Many people, myself included, find themselves paralysingly anxious at the thought of change. When I know it’s approaching, I often procrastinate for as long as I possibly can. Moving dates are extended; clothes are packed the morning of departure (much to my mother’s detriment); vital documents remain scattered until the adrenaline of a last-minute scramble kicks in. I even hold the need to pee till my bladder starts kicking. Then, when change comes, as it always does, I adore it. Being situated in that elusive state that one finds themself in, particularly when on a flight and no variables can reach you, I feel probably the most myself as I am ever capable of.


Edinburgh Airport is particularly comforting. Somehow, I manage to be blessed with a window seat on almost every single one of my departures from Edinburgh, with which I take full daydreaming advantage. Flights to and from this airport also enable me to spot my first boyfriend’s old house, a grand old stone castle where I first learnt love, lost my virginity and was fuelled by previously uncharted Belarusian food (which I widely credit for largely banishing my prior dietary pickiness). I don’t see it this time, Scotland is swallowed by the clouds before I can catch a glimpse of nostalgia. Instead, I make do by mulling over the same thoughts I would have had were I to have seen it. Now, twenty minutes into my flight, I write this hurriedly, ever more conscious that my stream of airport inspiration will soon come to an end, and my imagination will inevitably stagnate.
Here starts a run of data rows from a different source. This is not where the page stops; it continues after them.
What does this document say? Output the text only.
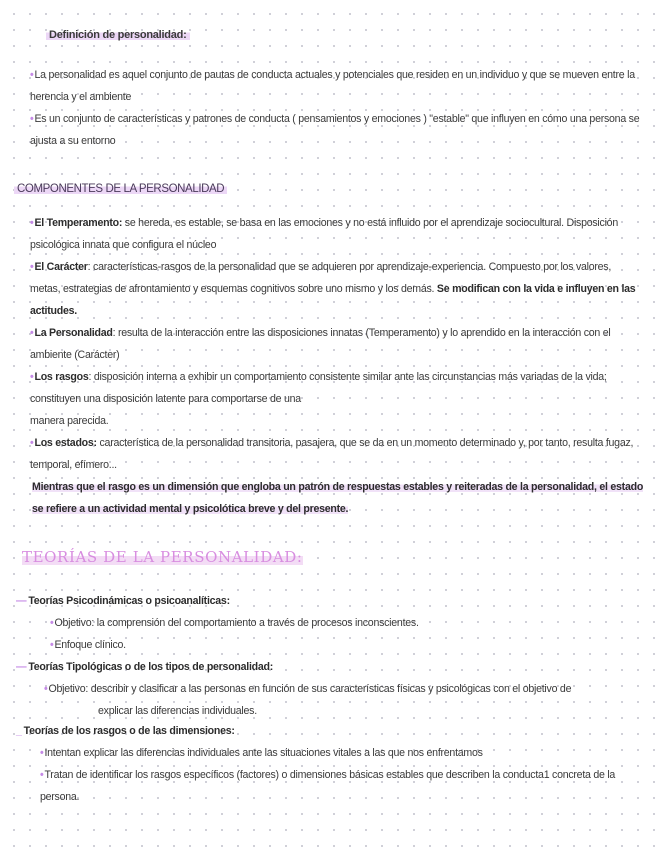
Definición de personalidad:

•La personalidad es aquel conjunto de pautas de conducta actuales y potenciales que residen en un individuo y que se mueven entre la herencia y el ambiente

•Es un conjunto de características y patrones de conducta ( pensamientos y emociones ) "estable" que influyen en cómo una persona se ajusta a su entorno

COMPONENTES DE LA PERSONALIDAD

•El Temperamento: se hereda, es estable, se basa en las emociones y no está influido por el aprendizaje sociocultural. Disposición psicológica innata que configura el núcleo

•El Carácter: características-rasgos de la personalidad que se adquieren por aprendizaje-experiencia. Compuesto por los valores, metas, estrategias de afrontamiento y esquemas cognitivos sobre uno mismo y los demás. Se modifican con la vida e influyen en las actitudes.

•La Personalidad: resulta de la interacción entre las disposiciones innatas (Temperamento) y lo aprendido en la interacción con el ambiente (Carácter)

•Los rasgos: disposición interna a exhibir un comportamiento consistente similar ante las circunstancias más variadas de la vida; constituyen una disposición latente para comportarse de una

manera parecida.

•Los estados: característica de la personalidad transitoria, pasajera, que se da en un momento determinado y, por tanto, resulta fugaz, temporal, efímero...

Mientras que el rasgo es un dimensión que engloba un patrón de respuestas estables y reiteradas de la personalidad, el estado se refiere a un actividad mental y psicolótica breve y del presente.

TEORÍAS DE LA PERSONALIDAD:
— Teorías Psicodinámicas o psicoanalíticas:
•Objetivo: la comprensión del comportamiento a través de procesos inconscientes.
•Enfoque clínico.
— Teorías Tipológicas o de los tipos de personalidad:
•Objetivo: describir y clasificar a las personas en función de sus características físicas y psicológicas con el objetivo de
explicar las diferencias individuales.
_ Teorías de los rasgos o de las dimensiones:
•Intentan explicar las diferencias individuales ante las situaciones vitales a las que nos enfrentamos
•Tratan de identificar los rasgos específicos (factores) o dimensiones básicas estables que describen la conducta1 concreta de la persona.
Interestingly (though perhaps only to me), my comfort with a transitioning state translates to the seasons, too. Spring, for example, is my favourite; a season of birth and freshness, emerging from wintry depths, yet not quite there. In it is an air of ‘almost’; a promisingly optimistic time of year, vastly different from the opportunistic scramble of summer. Autumn, as we are in it now, is the same for me. We consider these two seasons, spring and autumn, mainly as living in the shadow of the others. Spring exists as an appreciation of winter’s end and the horizon of summer, and autumn as a cautionary state of preparation for the cold to come. I don’t particularly enjoy summer; it’s much too busy. Every day must be seized, every day measured by how much you can make of it. To waste a winter’s day is easier to conceal unnoticed. Summer, however, should always be spent actively. Summer is opportunistic (and to me, feels slightly oppressive). There’s something impersonal in it to me. People come and go on various holidays and adventures; everyone seems to be doing something different and disjointed from one another. I find that kind of opportunity claustrophobic and almost limiting in a way. Everything is laid bare and naked: bodies on the beach, regrettable tattoos, whether or not your financial state allows for a holiday, and if so, how extravagant? Spring and autumn, however, are gentler in their subtleties; their emphasis unburdened by the spotlight of distinction.


Unfortunately, I’m beginning to feel the effects of my two coffees wearing off, giving way to a hunger that will soon gnaw me into literary paralysis. Usually, when confronted with this feeling, it means I have around a thirty-minute window before everything begins to feel dark, shaky and cataclysmic. Maybe that's something a third coffee could fix.